「Aではない君と」殺人を犯してしまった少年の心の葛藤を描く小説【あらすじ・感想】

「Aではない君と」がどのような作品なのか、読者によるあらすじと感想です。


出典:https://www.amazon.co.jp

「Aではない君と」を読んだきっかけ

私は薬丸岳さんの本が好きだったので発売された瞬間購入し読みました。薬丸岳さんの本は大人向けの本も多いですが今回は少年法についてだということで新鮮だったので、とても楽しみに待っていました。

どんな小説?

少年法をもとに、翼(少年A)の心の葛藤を描く物語です。本中に登場する家族はとにかくリアルでした。きっと本当にこんな両親もいるし、彼らに振り回される子も必ずいる、現実的な話の展開に思わず涙するでしょう。

この本の主人公でもある翼は果たして加害者なのか、被害者なのか、読者自信によっても解釈が異なってくるのではないでしょうか。

あらすじ

吉永圭一は妻と離婚し、その子、翼とも離れて生活していました。彼自身翼とはしばしば会いコミュニケーションを取り合っていたようでした。しかしある日突然息子が殺人を犯したという情報を受け、両親ともに息子のもとへ急ぎました。

息子の翼は学校で仲の良かった藤井君を殺してしまったのです。次第に明らかになる真実ですが、父圭一は翼に問い詰めます。「悩みがあるならどうして相談してくれなかったのか?」翼は学校で藤井くんに名前ではなく「ヒコク」と呼ばれていました。
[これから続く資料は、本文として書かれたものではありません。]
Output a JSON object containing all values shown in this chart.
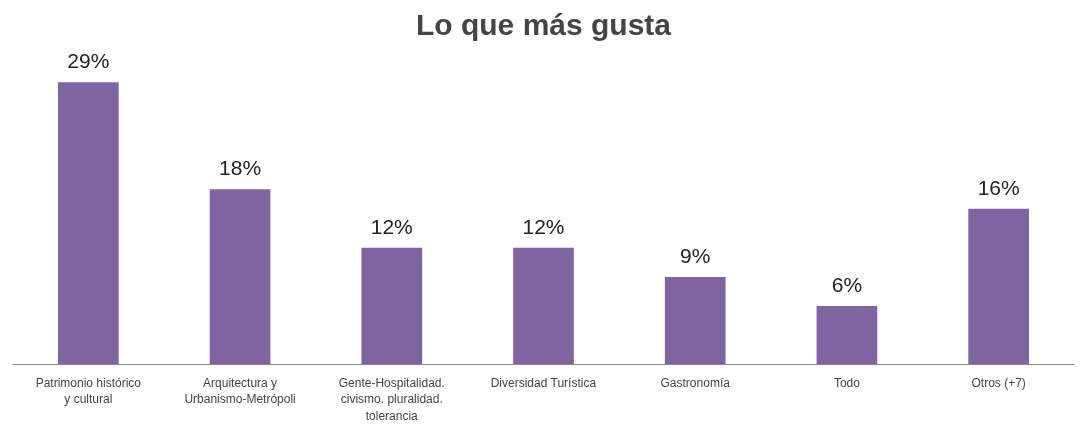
{
  "chart_data": {
    "type": "bar",
    "title": "Lo que más gusta",
    "categories": [
      "Patrimonio histórico y cultural",
      "Arquitectura y Urbanismo-Metrópoli",
      "Gente-Hospitalidad. civismo. pluralidad. tolerancia",
      "Diversidad Turística",
      "Gastronomía",
      "Todo",
      "Otros (+7)"
    ],
    "values": [
      29,
      18,
      12,
      12,
      9,
      6,
      16
    ],
    "value_labels": [
      "29%",
      "18%",
      "12%",
      "12%",
      "9%",
      "6%",
      "16%"
    ],
    "color": "#8064a2",
    "grid": false
  }
}
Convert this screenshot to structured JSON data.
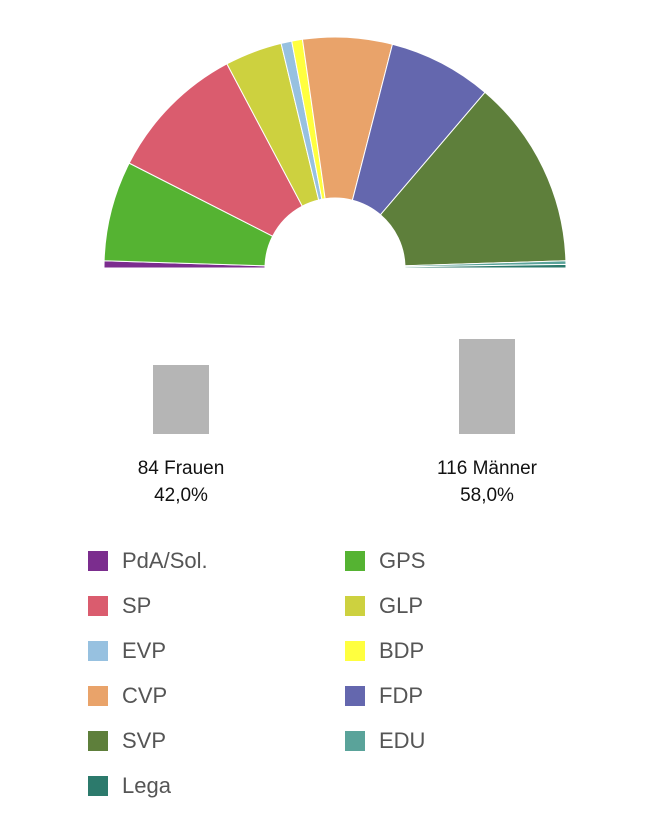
{
  "chart_data": {
    "type": "pie",
    "variant": "parliament-semicircle",
    "total_seats": 200,
    "parties": [
      {
        "name": "PdA/Sol.",
        "seats": 2,
        "color": "#7B2D8E"
      },
      {
        "name": "GPS",
        "seats": 28,
        "color": "#55B332"
      },
      {
        "name": "SP",
        "seats": 39,
        "color": "#DA5C6E"
      },
      {
        "name": "GLP",
        "seats": 16,
        "color": "#CDD13F"
      },
      {
        "name": "EVP",
        "seats": 3,
        "color": "#97C1E0"
      },
      {
        "name": "BDP",
        "seats": 3,
        "color": "#FFFF3F"
      },
      {
        "name": "CVP",
        "seats": 25,
        "color": "#E9A36A"
      },
      {
        "name": "FDP",
        "seats": 29,
        "color": "#6467AE"
      },
      {
        "name": "SVP",
        "seats": 53,
        "color": "#5E7F3B"
      },
      {
        "name": "EDU",
        "seats": 1,
        "color": "#5AA39A"
      },
      {
        "name": "Lega",
        "seats": 1,
        "color": "#2C7A6C"
      }
    ],
    "gender": {
      "women": {
        "count": 84,
        "label": "84 Frauen",
        "percent": "42,0%"
      },
      "men": {
        "count": 116,
        "label": "116 Männer",
        "percent": "58,0%"
      }
    }
  },
  "legend": [
    {
      "label": "PdA/Sol.",
      "color": "#7B2D8E"
    },
    {
      "label": "GPS",
      "color": "#55B332"
    },
    {
      "label": "SP",
      "color": "#DA5C6E"
    },
    {
      "label": "GLP",
      "color": "#CDD13F"
    },
    {
      "label": "EVP",
      "color": "#97C1E0"
    },
    {
      "label": "BDP",
      "color": "#FFFF3F"
    },
    {
      "label": "CVP",
      "color": "#E9A36A"
    },
    {
      "label": "FDP",
      "color": "#6467AE"
    },
    {
      "label": "SVP",
      "color": "#5E7F3B"
    },
    {
      "label": "EDU",
      "color": "#5AA39A"
    },
    {
      "label": "Lega",
      "color": "#2C7A6C"
    }
  ]
}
裁判ごっこのような遊びの中でいじめの被害にあっていたのです。毎日のように長い長い間、裁判は行われ、翼はじりじりと精神的苦痛を与えられました。圭一に詰められた息子はこう言いました。

「被告は親からも見捨てられた存在です。 可哀そうな生い立ちなのです。 でもいつも有罪になるんだ。」

藤井くんたちは翼が両親からも見放された存在であるということをネタに彼をあざ笑っていたのです。いじめは次第にエスカレートしてしまいました。

当時翼が大切に飼っていた猫「ペロ」を殺すよう指示しました。それをきっかけに万引きやハムスター殺しを強要させ、断わろうものならばペロを殺した動画を父親に送ると脅し、翼にはいくつもの罪をかぶせました。
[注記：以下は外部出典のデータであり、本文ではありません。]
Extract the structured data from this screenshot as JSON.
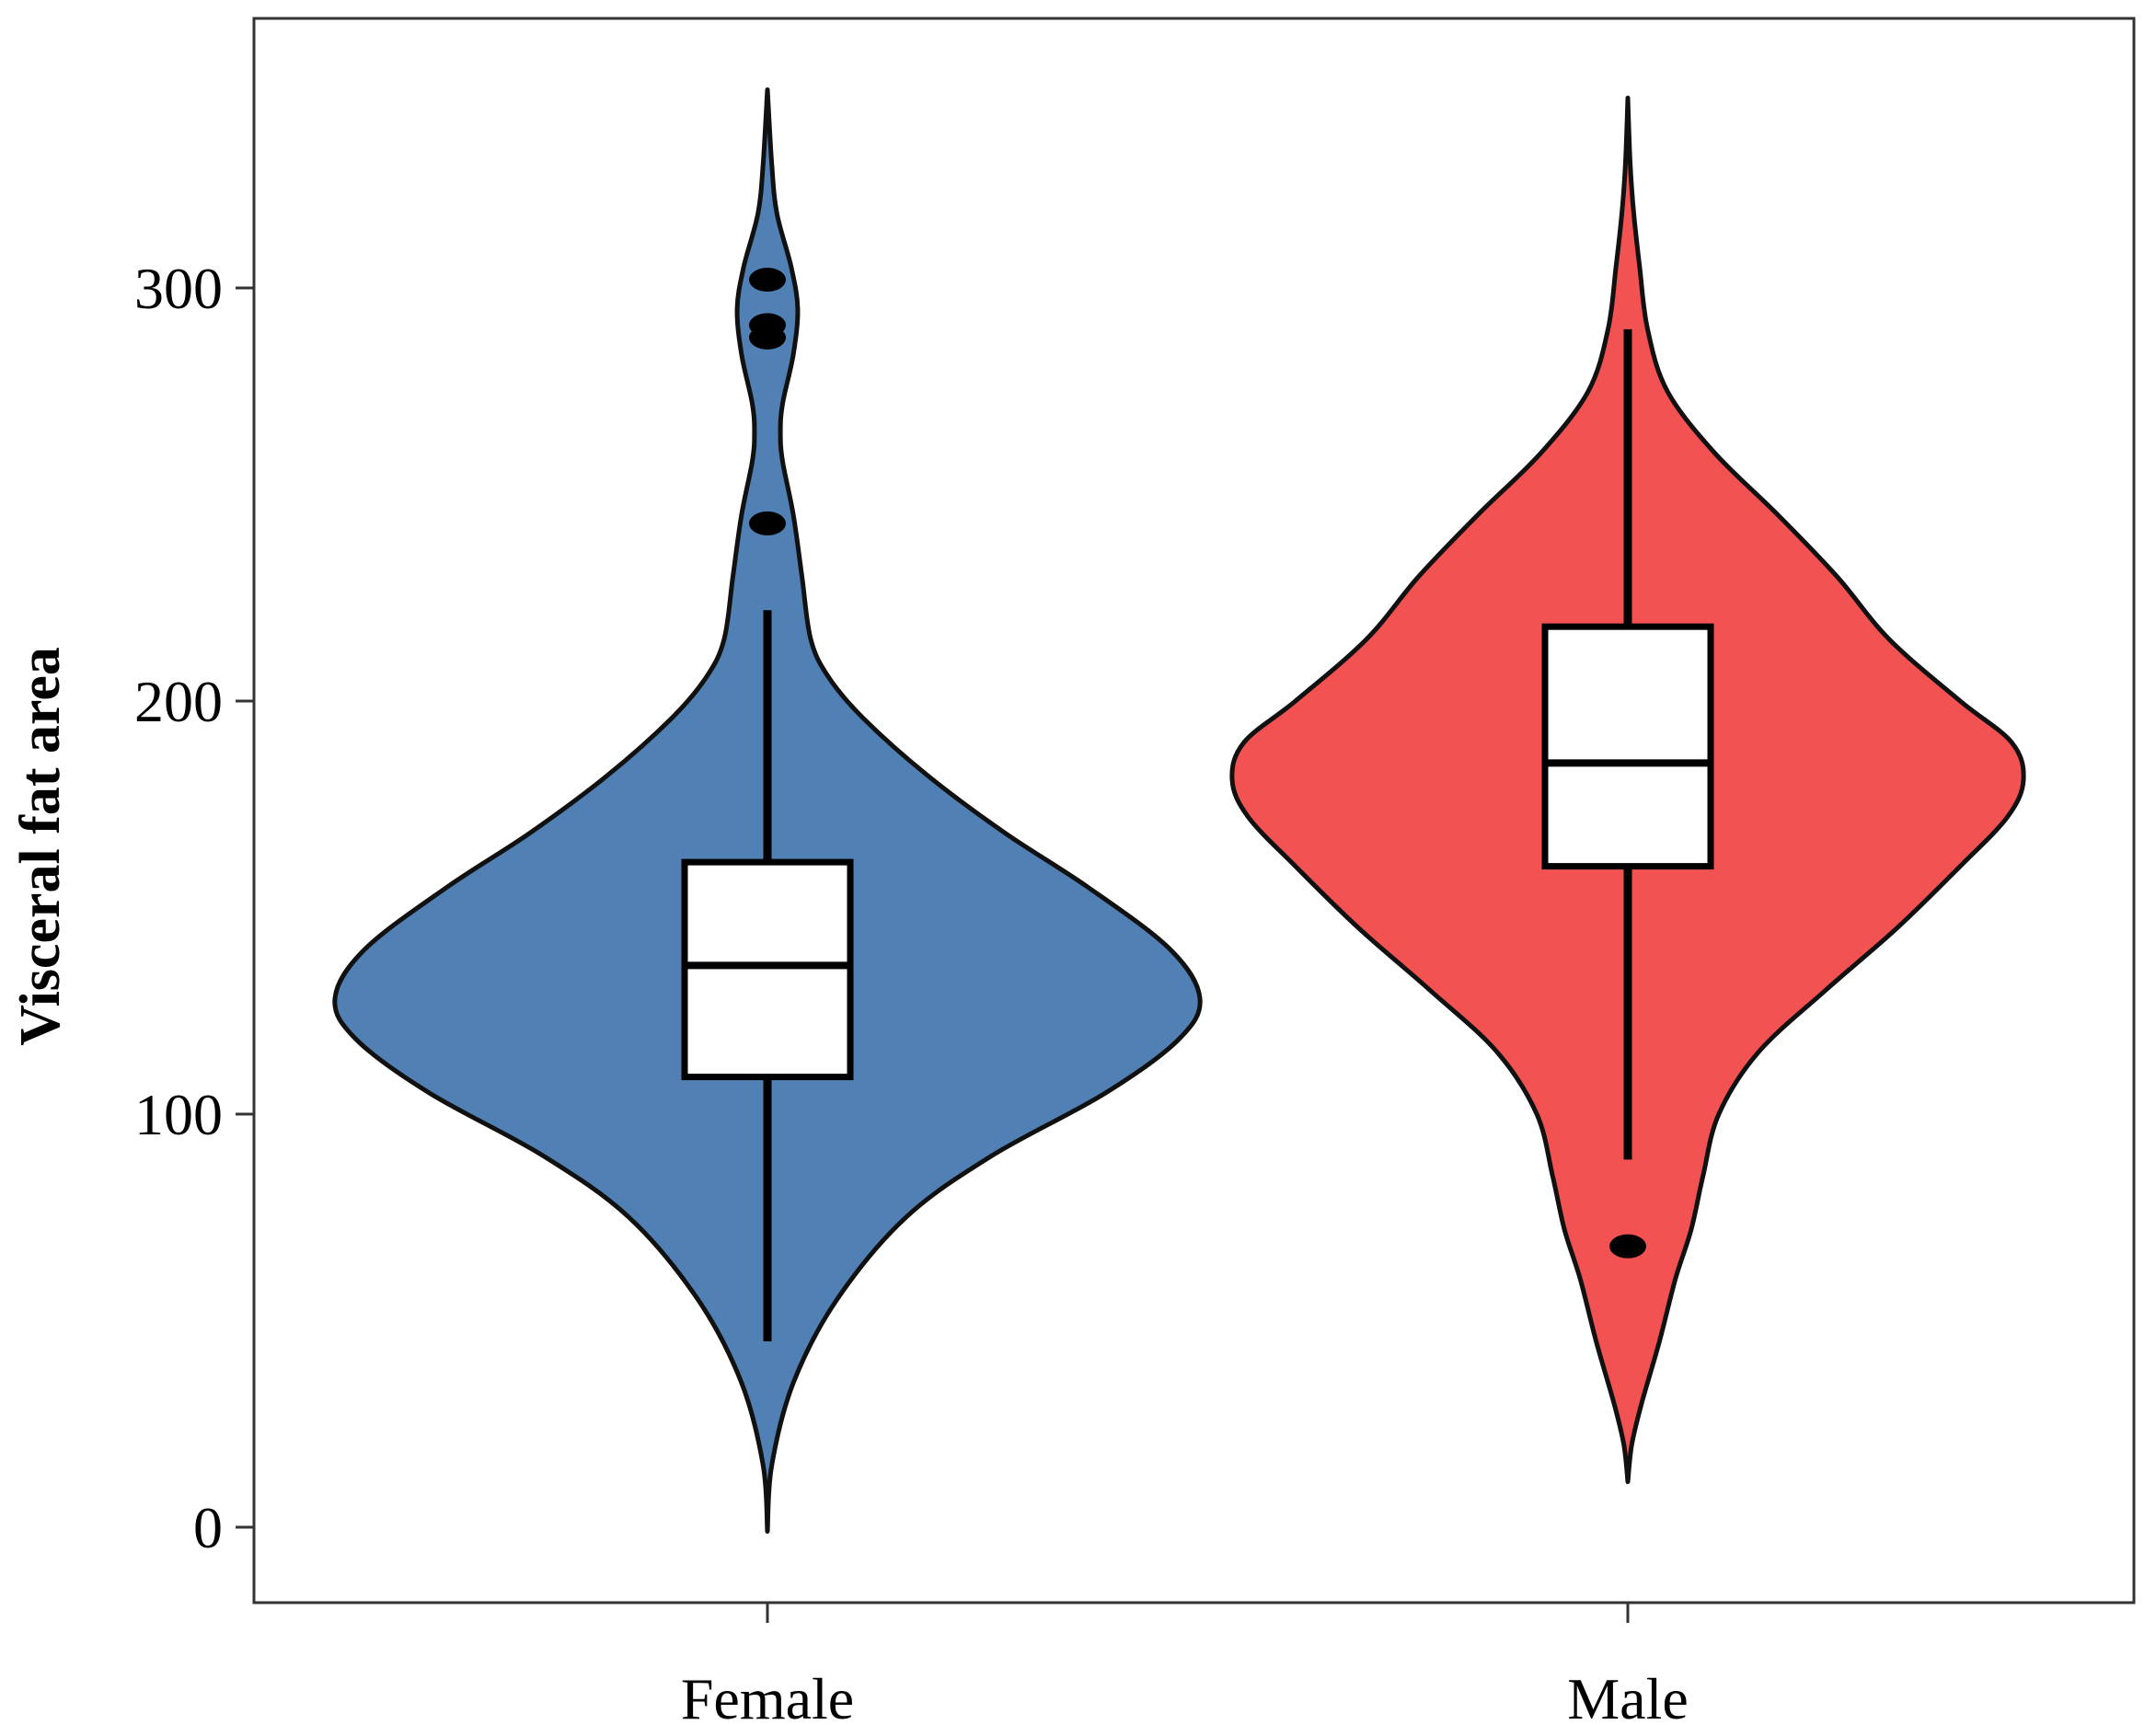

圭一は頻繁にコミュニケーションをとっていたつもりでしたが、翼からの些細なSOSに全く気付かなかった父親。翼の罪を防げたのは、父親だけだったのかもしれません。

裁判では刑を言い渡れますが、出所後は父である圭一が見守り、ともにサポートすることを約束します。「精神敵に殺す」のと「物理的に殺す」のはどちらが悪いのか、という翼の問いには、誰も答えられなかったのです。

読んだ感想

非常にリアルな物語で思わず涙を流しました。私がもし少年翼の立場だったら、そう考えると胸が苦しくなります。少年法がどうとか、そんなものは関係なく殺人は大きな罪です。

しかし翼のように内気な子どもがいじめを受け、相談する相手もいなかった場合、誰が救いの手をささげるのでしょうか?一番の理解者であるべきなのは勿論両親ですよね。「仕事が忙しい」なんて言い訳は決してしてはなりません。

私は子どもは遠慮深いものだと思います。忙しそうにしていたら相談さえもできないし、「もし嫌われたら」なんて考えて何も言えなくなります。

たとえ離れていても、少しの変化・違和感を察し、小さなSOSに気づいてあげるべきです。加害者側からみた作品も、様々な気づきがあって面白いのでぜひ読んでみてください。